Mon intention était d’abord, de passer par Carrick-on-Suire, Clonmell, et même de pousser jusqu’à Mallow ; ces trois villes étant situées dans le plus beau et le plus fertile pays : la derniere surtout, qui a de plus des eaux minéralles qui y attirent une compagnie nombreuse : je comptais de là revenir à Lismore et continuer ma route : dégoûté du monde je m’enfonçai dans un pays peu fréquenté et assez sauvage .... après deux heures de marche je pensai à déjeuner je fus m’addresser sans beaucoup de cérémonié, à une maison de paysans qui semblaient un peu à leur aise. Je dis tout simplement que je désirais avoir à manger et que payerais ce qu’on voudrait. Ces bonnes gens me prirent, j’en suis sur, pour un prisonnier français echappé : ils me conduisirent dans une chambre obscure et m’apporterent ce dont je pouvais avoir besoin avec une apparence de Mystere ; Lorsque j’eus fini, je demandai ce que je devais ; on ne voulut rien me dire et je laissai quelque argent sur la table. J’avais à peine fait deux cent pas, que j’entendis une des filles crier et courir après moi. Elle me rapportait l’argent que j’avais laissé sur la table, en me disant que sa mere était quite affronted. J’en fuis faché lui dis-je, ce n’était pas mon intention : je lui fuis bien obligé, mais j’éspere que vous me ferez le plaisir de l’accepter vous même, cela servira à vous acheter un ruban : elle fit une petite grimace, suivie d’une révérence et le mit dans sa poche, en me souhaitant un bon voyage.

Après bien des circuits et des détours en suivant le chemin que les propriétaires ont fait tourner autour de leur champ, j’arrivai enfin à travèrs ce pauvre pays, à Kill Mac Thomas, qui est un assez gros bourg, où je dinai et pus m’appercevoir que j’étais sorti de la cabane assez bien fourni de compagnons allez déplaisants ; il n’y avait pas de remede alors : je fis un effort et complettant mes 22 milles irlandais dans la journée, j’arrivai le soir bien fatigué à Dungarvan, où la premiere chose que je fis, fut d’aller noyer dans la mer, les bons amis de Curraghmore qui s’étaient attachés à ma personne et ayant dormi jusqu’a midi le lendemain, mes forces se trouverent rétablies et avec elles mon humeur ordinaire.

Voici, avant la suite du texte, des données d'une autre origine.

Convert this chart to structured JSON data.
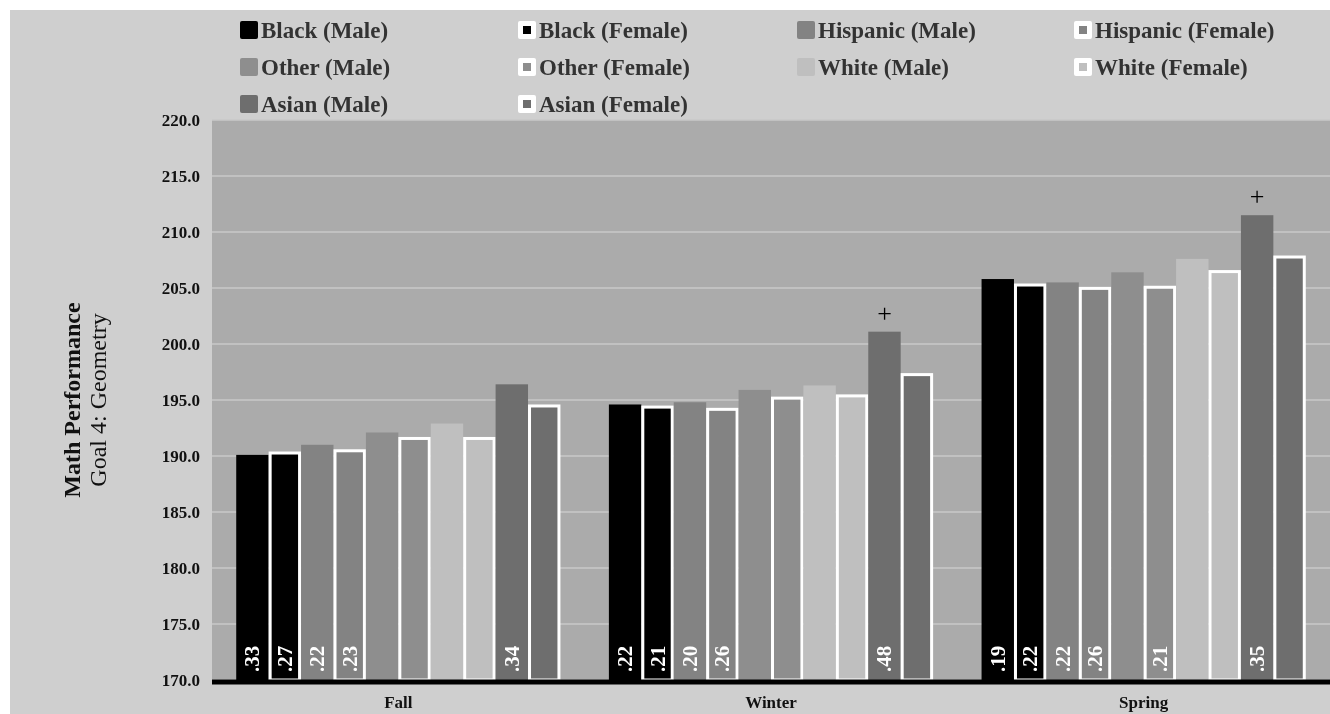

Dungarvan, est une petite ville assez bien située, sur une large baye qui malheureusement s’est remplie de sable. Elle ne sert gueres que comme un endroit de rassemblement pour les baigneurs dans la mer. Cette ville est fameuse pour un point de vue singulier, que les habitans admirent tellement qu’ils en ont fait une toast, où santé sous le nom de Dungarvan’s prospect.

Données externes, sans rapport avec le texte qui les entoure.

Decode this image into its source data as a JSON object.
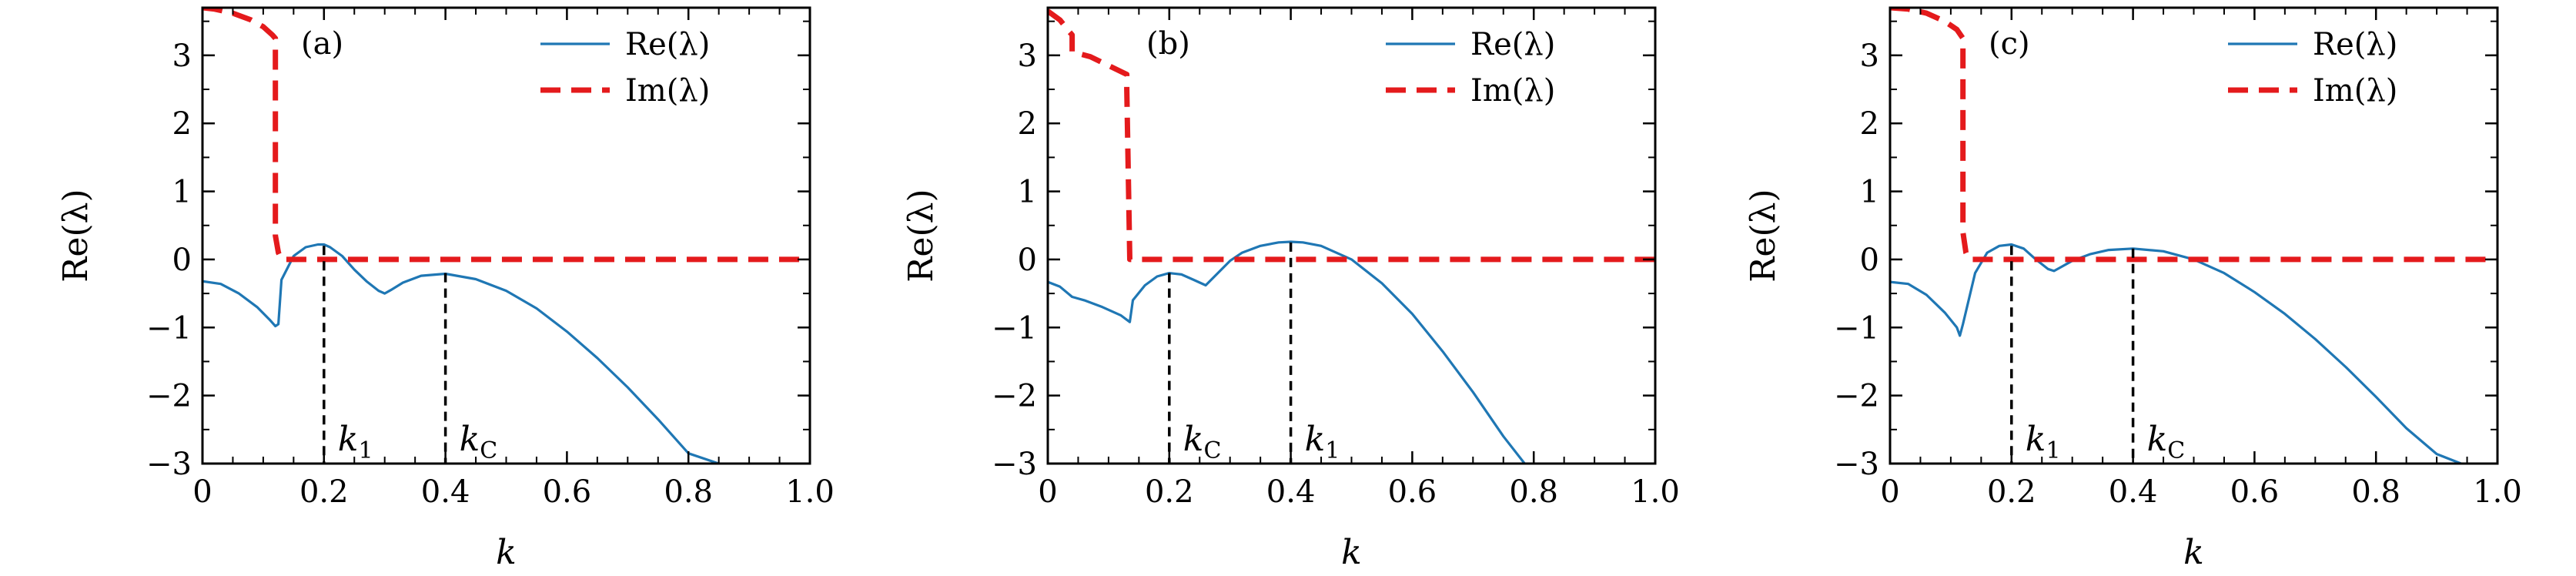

Je ne sais trop coment expliquer ce point de vue, il faut cependant bien que je tâche de satisfaire le désir du lecteur.. voici le fait… un des fauxbourgs est separé de la ville, par un ruisseau fort large et dans lequel à la marée basse, il n’y a gueres que six pouces d’eau ; pour éviter un grand tour, les femmes le passent à gué ; c’est fort bien jusqu’ici, mais la mer monte progressivement, un pied, deux pieds, même trois pieds : les bonnes femmes cependant ne se soucient pas de faire un ou deux milles, au lieu de cent pas et elles font ce qu’elle peuvent pour empêcher leur jupe de se mouiller .. . c’est la toute l’histoire en vérité.

Quoique pas encore tout à fait remis de la longue course de la veille et de la mauvaise nuit qui l’avait précédée, comme je ne connaissais personne dans cet endroit, j’en partis dans l’après dinée : j’eus encore le temps de faire huit à neuf milles et je m’arrêtai à Caperquin, qui est joliment située sur la riviere qu’on appelle Black Water ; elle traverse l’isle presqu’entiéremens de l’est à l’ouest ; depuis et même avant Mallow où sont les eaux Minérales, elle arrose un pays délicieux.

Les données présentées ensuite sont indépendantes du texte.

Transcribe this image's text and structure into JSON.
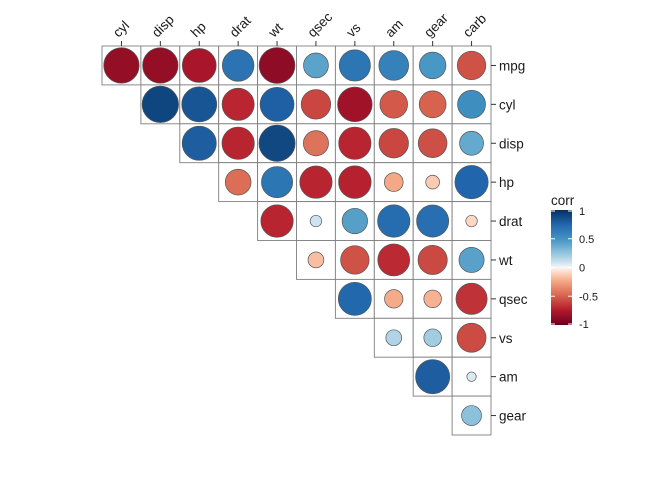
{
  "chart_data": {
    "type": "heatmap",
    "style": "upper-triangle correlation matrix with circles (size and color encode correlation)",
    "x_labels": [
      "cyl",
      "disp",
      "hp",
      "drat",
      "wt",
      "qsec",
      "vs",
      "am",
      "gear",
      "carb"
    ],
    "y_labels": [
      "mpg",
      "cyl",
      "disp",
      "hp",
      "drat",
      "wt",
      "qsec",
      "vs",
      "am",
      "gear"
    ],
    "cells": [
      {
        "row": "mpg",
        "col": "cyl",
        "value": -0.85
      },
      {
        "row": "mpg",
        "col": "disp",
        "value": -0.85
      },
      {
        "row": "mpg",
        "col": "hp",
        "value": -0.78
      },
      {
        "row": "mpg",
        "col": "drat",
        "value": 0.68
      },
      {
        "row": "mpg",
        "col": "wt",
        "value": -0.87
      },
      {
        "row": "mpg",
        "col": "qsec",
        "value": 0.42
      },
      {
        "row": "mpg",
        "col": "vs",
        "value": 0.66
      },
      {
        "row": "mpg",
        "col": "am",
        "value": 0.6
      },
      {
        "row": "mpg",
        "col": "gear",
        "value": 0.48
      },
      {
        "row": "mpg",
        "col": "carb",
        "value": -0.55
      },
      {
        "row": "cyl",
        "col": "disp",
        "value": 0.9
      },
      {
        "row": "cyl",
        "col": "hp",
        "value": 0.83
      },
      {
        "row": "cyl",
        "col": "drat",
        "value": -0.7
      },
      {
        "row": "cyl",
        "col": "wt",
        "value": 0.78
      },
      {
        "row": "cyl",
        "col": "qsec",
        "value": -0.59
      },
      {
        "row": "cyl",
        "col": "vs",
        "value": -0.81
      },
      {
        "row": "cyl",
        "col": "am",
        "value": -0.52
      },
      {
        "row": "cyl",
        "col": "gear",
        "value": -0.49
      },
      {
        "row": "cyl",
        "col": "carb",
        "value": 0.53
      },
      {
        "row": "disp",
        "col": "hp",
        "value": 0.79
      },
      {
        "row": "disp",
        "col": "drat",
        "value": -0.71
      },
      {
        "row": "disp",
        "col": "wt",
        "value": 0.89
      },
      {
        "row": "disp",
        "col": "qsec",
        "value": -0.43
      },
      {
        "row": "disp",
        "col": "vs",
        "value": -0.71
      },
      {
        "row": "disp",
        "col": "am",
        "value": -0.59
      },
      {
        "row": "disp",
        "col": "gear",
        "value": -0.56
      },
      {
        "row": "disp",
        "col": "carb",
        "value": 0.39
      },
      {
        "row": "hp",
        "col": "drat",
        "value": -0.45
      },
      {
        "row": "hp",
        "col": "wt",
        "value": 0.66
      },
      {
        "row": "hp",
        "col": "qsec",
        "value": -0.71
      },
      {
        "row": "hp",
        "col": "vs",
        "value": -0.72
      },
      {
        "row": "hp",
        "col": "am",
        "value": -0.24
      },
      {
        "row": "hp",
        "col": "gear",
        "value": -0.13
      },
      {
        "row": "hp",
        "col": "carb",
        "value": 0.75
      },
      {
        "row": "drat",
        "col": "wt",
        "value": -0.71
      },
      {
        "row": "drat",
        "col": "qsec",
        "value": 0.09
      },
      {
        "row": "drat",
        "col": "vs",
        "value": 0.44
      },
      {
        "row": "drat",
        "col": "am",
        "value": 0.71
      },
      {
        "row": "drat",
        "col": "gear",
        "value": 0.7
      },
      {
        "row": "drat",
        "col": "carb",
        "value": -0.09
      },
      {
        "row": "wt",
        "col": "qsec",
        "value": -0.17
      },
      {
        "row": "wt",
        "col": "vs",
        "value": -0.55
      },
      {
        "row": "wt",
        "col": "am",
        "value": -0.69
      },
      {
        "row": "wt",
        "col": "gear",
        "value": -0.58
      },
      {
        "row": "wt",
        "col": "carb",
        "value": 0.43
      },
      {
        "row": "qsec",
        "col": "vs",
        "value": 0.74
      },
      {
        "row": "qsec",
        "col": "am",
        "value": -0.23
      },
      {
        "row": "qsec",
        "col": "gear",
        "value": -0.21
      },
      {
        "row": "qsec",
        "col": "carb",
        "value": -0.66
      },
      {
        "row": "vs",
        "col": "am",
        "value": 0.17
      },
      {
        "row": "vs",
        "col": "gear",
        "value": 0.21
      },
      {
        "row": "vs",
        "col": "carb",
        "value": -0.57
      },
      {
        "row": "am",
        "col": "gear",
        "value": 0.79
      },
      {
        "row": "am",
        "col": "carb",
        "value": 0.06
      },
      {
        "row": "gear",
        "col": "carb",
        "value": 0.27
      }
    ],
    "color_scale": {
      "low": "#67001f",
      "low_mid": "#d6604d",
      "mid": "#f7f7f7",
      "high_mid": "#4393c3",
      "high": "#053061",
      "range": [
        -1,
        1
      ]
    },
    "legend": {
      "title": "corr",
      "placement": "right",
      "tick_values": [
        1,
        0.5,
        0,
        -0.5,
        -1
      ],
      "tick_labels": [
        "1",
        "0.5",
        "0",
        "-0.5",
        "-1"
      ]
    }
  }
}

Au matin je fus fort surpris de voir le maitre de l’Auberge dans laquelle j’avais passé la nuit, tranquillement assis dans une boutique de pharmacie, qui était au rez-de-chaussée de la même maison. " Vous êtes apothicaire " ? lui dis-je,

" oui Monsieur pour vous servir." " G— d d―― n pour me servir, I am not suprised if you have poisoned me, si j’avais su cela hier, I would rather have been d―― d que d’entrer dans votre maison."

Je cite cet exemple entre mille, ne semble-t-il pas bien appétissant de voir un Aubergiste Apothicaire ! la cuisine d’un Apothicaire .....

Je me rendis de là à Lismore, sur la Black Water : son vieux chateau couvert de lierre et situé sur une éminence au dessus de la riviere, frappe d’abord la vue. C’est une des villes, les plus agréablement situées de toute l’Irlande : elle est entourée de bois et de promenades charmantes, mais elle est presqu’entierement en ruine à présent ; il parait qu’il y avait ici avant la réformation, des colléges et des séminaires considérables, il n’éxiste plus de tout cela que la grande Eglise Cathédrale, l’Evêque qui l’est aussi de Waterford, le Doyen et deux où trois autres éclésiastiques de l’Eglise Anglicane, qui n’ont autre chose à faire qu’à toucher le revenu des terres, qui avoient été apliquées pour leur maintien.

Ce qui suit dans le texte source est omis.